In my last blog I responded to a frequent question I am asked about the value of memorizing dialogs. I said that we cannot master a language with this activity alone. I also said that what we memorize is stored in a different part of our brain than what we learn in other ways. I did not say “never memorize anything” but rather what we memorize is not likely to lead to fluency and mastery of the other skills.

One reader took issue with my statements saying that the State Department uses the memorization exclusively for Foreign Service Officers and pointed to the success of Rosetta Stone in helping people master language. To claim that memorizing dialogs from this company leads to language learning one would have to check a number of things. First, we would need to know how many bought the product and how many stuck with it for various lengths of time. Millions around the world join sports clubs with great determination but the number who exercise frequently is very much smaller than those who pay for membership, to cite one other area where much money is spent but much less is gained. We would also have to measure the proficiency of those who spent various numbers of hours memorizing and then how frequently they used what they memorized.

I always welcome questions about any claims I make and in workshops and classes I always state more than one that no one should believe anything I say, or anything anyone else says. Rather I want people to try an activity I suggest that is different in a small way from one they use and compare the results.

I referred the teachers at the Illinois TESOL Affiliate I spoke at at the end of last month to a series of activities that use the idea of dialogs but more beyond mere memorization. The activities integrate lexical and grammatical meanings–the bricks and mortar o the language–just as memorization can, but they also require thinking, emotions and movement. Language is not just our vocal cords. If a person says a dialog without moving any part of his body–gesturing, changing facial expressions–that person is not using language but reciting.
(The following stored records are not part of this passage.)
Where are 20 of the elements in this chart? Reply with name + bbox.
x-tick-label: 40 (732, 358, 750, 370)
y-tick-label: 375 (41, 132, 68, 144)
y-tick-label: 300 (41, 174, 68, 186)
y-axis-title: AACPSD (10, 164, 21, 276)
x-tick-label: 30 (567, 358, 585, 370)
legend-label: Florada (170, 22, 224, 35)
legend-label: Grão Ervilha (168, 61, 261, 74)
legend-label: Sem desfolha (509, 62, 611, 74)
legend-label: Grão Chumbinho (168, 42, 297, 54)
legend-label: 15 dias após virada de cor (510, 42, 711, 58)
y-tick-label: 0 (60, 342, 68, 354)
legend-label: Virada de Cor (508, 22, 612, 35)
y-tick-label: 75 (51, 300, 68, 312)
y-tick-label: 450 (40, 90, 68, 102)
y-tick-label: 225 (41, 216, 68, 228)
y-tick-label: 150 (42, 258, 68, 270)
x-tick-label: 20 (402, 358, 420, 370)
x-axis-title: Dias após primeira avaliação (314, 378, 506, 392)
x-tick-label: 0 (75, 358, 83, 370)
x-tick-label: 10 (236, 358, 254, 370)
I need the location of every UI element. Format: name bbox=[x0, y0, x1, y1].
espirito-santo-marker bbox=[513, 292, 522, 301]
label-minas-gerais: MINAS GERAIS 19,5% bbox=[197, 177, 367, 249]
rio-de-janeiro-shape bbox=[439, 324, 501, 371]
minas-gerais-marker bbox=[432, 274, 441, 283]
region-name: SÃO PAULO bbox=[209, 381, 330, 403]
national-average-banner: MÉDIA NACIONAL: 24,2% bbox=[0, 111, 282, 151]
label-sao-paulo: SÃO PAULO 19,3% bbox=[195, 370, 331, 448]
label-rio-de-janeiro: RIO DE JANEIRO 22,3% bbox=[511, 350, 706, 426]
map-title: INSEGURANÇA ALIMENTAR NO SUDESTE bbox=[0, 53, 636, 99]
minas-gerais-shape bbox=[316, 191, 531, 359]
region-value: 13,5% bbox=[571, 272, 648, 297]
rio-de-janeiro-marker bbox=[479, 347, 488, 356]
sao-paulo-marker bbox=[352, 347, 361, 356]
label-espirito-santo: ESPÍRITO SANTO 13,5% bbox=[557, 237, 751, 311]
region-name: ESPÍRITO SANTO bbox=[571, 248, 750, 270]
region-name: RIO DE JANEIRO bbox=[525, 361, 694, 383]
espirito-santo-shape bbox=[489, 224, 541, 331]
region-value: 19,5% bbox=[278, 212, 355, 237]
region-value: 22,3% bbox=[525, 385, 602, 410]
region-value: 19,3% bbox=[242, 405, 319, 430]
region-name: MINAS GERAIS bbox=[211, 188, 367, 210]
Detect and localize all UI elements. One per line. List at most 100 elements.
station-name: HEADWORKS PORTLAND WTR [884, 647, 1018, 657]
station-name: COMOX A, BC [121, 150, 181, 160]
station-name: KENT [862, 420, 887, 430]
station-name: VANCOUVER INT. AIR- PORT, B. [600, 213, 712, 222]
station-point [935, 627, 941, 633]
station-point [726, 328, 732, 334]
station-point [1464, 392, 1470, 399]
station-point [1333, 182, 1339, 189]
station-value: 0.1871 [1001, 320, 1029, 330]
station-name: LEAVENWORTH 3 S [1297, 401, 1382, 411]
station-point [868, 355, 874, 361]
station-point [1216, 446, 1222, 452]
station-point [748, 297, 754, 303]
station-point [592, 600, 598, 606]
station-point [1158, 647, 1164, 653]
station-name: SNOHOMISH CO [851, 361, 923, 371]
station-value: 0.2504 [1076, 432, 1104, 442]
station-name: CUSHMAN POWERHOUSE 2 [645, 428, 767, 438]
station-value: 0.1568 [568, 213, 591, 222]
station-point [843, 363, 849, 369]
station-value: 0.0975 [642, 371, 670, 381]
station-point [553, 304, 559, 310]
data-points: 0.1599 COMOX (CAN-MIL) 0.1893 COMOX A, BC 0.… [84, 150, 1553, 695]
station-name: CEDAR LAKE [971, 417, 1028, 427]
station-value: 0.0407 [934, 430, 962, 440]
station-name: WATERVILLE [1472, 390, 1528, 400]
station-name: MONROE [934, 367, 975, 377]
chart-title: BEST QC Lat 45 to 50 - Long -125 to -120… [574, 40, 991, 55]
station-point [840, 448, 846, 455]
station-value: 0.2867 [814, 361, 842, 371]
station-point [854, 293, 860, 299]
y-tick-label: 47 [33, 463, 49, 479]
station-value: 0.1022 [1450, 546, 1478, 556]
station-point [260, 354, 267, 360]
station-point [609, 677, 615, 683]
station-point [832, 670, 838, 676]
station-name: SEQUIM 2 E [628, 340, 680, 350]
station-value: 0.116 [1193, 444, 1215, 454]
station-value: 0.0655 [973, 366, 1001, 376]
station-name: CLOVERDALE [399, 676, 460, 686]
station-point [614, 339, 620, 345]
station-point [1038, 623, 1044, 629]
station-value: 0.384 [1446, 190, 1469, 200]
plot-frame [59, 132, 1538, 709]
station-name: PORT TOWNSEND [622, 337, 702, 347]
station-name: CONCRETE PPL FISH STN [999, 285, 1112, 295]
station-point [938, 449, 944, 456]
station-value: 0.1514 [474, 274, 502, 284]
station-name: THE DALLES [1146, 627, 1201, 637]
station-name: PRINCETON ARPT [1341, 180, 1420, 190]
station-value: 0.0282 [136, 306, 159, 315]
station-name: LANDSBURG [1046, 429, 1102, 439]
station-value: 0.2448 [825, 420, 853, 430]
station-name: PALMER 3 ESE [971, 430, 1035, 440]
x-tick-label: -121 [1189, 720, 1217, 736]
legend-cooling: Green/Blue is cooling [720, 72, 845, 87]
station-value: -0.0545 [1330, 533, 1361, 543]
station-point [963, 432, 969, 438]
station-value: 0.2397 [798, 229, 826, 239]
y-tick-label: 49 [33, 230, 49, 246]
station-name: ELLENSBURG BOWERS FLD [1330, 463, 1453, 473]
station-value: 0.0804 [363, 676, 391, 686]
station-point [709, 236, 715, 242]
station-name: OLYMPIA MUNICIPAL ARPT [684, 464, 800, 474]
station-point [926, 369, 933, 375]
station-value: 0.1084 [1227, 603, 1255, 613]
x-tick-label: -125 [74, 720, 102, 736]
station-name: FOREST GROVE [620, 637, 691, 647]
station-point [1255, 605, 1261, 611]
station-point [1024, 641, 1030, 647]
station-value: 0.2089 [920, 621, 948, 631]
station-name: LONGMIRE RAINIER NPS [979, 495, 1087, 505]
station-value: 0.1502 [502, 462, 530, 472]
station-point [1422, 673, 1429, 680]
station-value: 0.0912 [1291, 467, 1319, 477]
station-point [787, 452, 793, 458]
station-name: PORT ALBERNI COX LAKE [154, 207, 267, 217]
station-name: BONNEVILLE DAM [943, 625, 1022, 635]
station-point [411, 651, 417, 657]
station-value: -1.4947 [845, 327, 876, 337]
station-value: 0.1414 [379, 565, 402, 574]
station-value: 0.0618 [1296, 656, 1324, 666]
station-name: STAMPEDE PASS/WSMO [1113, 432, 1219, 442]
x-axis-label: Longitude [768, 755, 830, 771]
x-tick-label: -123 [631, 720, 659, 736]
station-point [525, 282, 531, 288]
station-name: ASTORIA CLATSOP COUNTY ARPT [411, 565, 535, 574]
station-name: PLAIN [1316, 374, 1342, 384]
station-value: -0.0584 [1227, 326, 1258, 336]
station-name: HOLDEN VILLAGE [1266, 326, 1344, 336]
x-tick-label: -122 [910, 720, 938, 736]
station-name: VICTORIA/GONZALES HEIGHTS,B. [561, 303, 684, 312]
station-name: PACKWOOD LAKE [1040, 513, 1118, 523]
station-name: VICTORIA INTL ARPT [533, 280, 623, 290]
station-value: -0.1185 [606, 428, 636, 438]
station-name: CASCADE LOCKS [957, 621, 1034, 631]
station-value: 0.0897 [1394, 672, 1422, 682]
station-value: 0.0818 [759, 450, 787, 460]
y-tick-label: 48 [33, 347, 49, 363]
When we gesture as we talk to another person using our cell phone we are not gesturing to help the other person understand but to express meanings. I have described these alternatives activities in an article called “Nveer. . . .” which you can access by going to the NYSTESOL website, clicking on publications and then NYSTESOL Journal, Vol. 1, Invited  Articles.

I recently used these activities with some students who were being captured on video. I was having the students do them in a lounge which I had checked out till 12:30 am but we ran overtime. The manager of the lounge asked us whether I wanted him to keep the closed sign on the door. I said “Open up!”  As more than 50 students rushed into the lounge to have lunch, laughing loudly, chatting and dropping their back packs on chairs and tables as they sat to start to eat, not one student doing the activities I describe showed any distraction from the noise and movement of the 50 or so students who entered the area we were using. Not one eyelash was batted, not one slight turn of any student’s head to notice the change in the room.

Seeing how students act, react and do in short video clips provides evidence of the consequences of various activities more powerfully than any tests, useful as these can be to diagnose some language deficiencies. I have other clips showing students repeating lines from a dialog and in most cases the line that was said by either a live teacher or on a recording is rendered quite differently by the students. What we hear even in our own language and what another person says is very frequently differently.

Don’t believe me! Try to options, record and analyze in detail.

All the best.


PS I just got an mail from a teacher who has been trying alternatives and recording saying “Doing my own analysis has not only increased my confidence but made me a fearless teacher! I love the use of fearless. That is what Breaking Rules, Longman  (1987) was all about.